I’d say to the lads at half-time: “Beckham, you go model some pants with Posh, or whatever the b **** cks you do... Giggsy, you go shag someone’s missus... I’ll win this game by myself.”

Thank God it went our way, or Eamon Dunphy would be even more insufferab­le than he is already.

I’m told that he criticised the team selection. You’ve got to take criticism when you’re a manager, I don’t mind criticism, I can take it on the chin, like, but you’re not telling me Dunphy knows how to pick a good team. The biggest decision he’s ever had to make in his career is whether to have a double vodka or another line of Bolivian marching powder.

If we had to listen to that clown, we’d be playing Gilesy up front and Dunphy would be in the RTE studio telling everyone his mate was still better than Pele.

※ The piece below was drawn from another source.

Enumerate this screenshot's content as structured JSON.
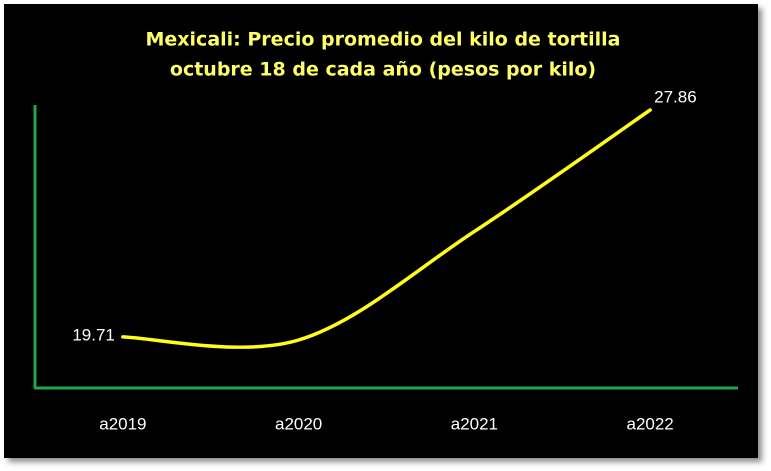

FRIDAY: Des Cahill asks Sean O’Rourke on radio if he watched the match last night. Awkward pause, then O’Rourke admits he only dipped in and out. Says he was reading a book about politics instead, but he’s fooling no one. He was gawking at Pat Kenny’s new show on TV3, wasn’t he?

There’s no shame in checking out the competitio­n. I spend all day watching old videos of Moldova in preparatio­n for Sunday’s qualifier. It’s going to be 1-0 again. You know it. I know it. We’ve been through this crap enough times not to kid each other any more.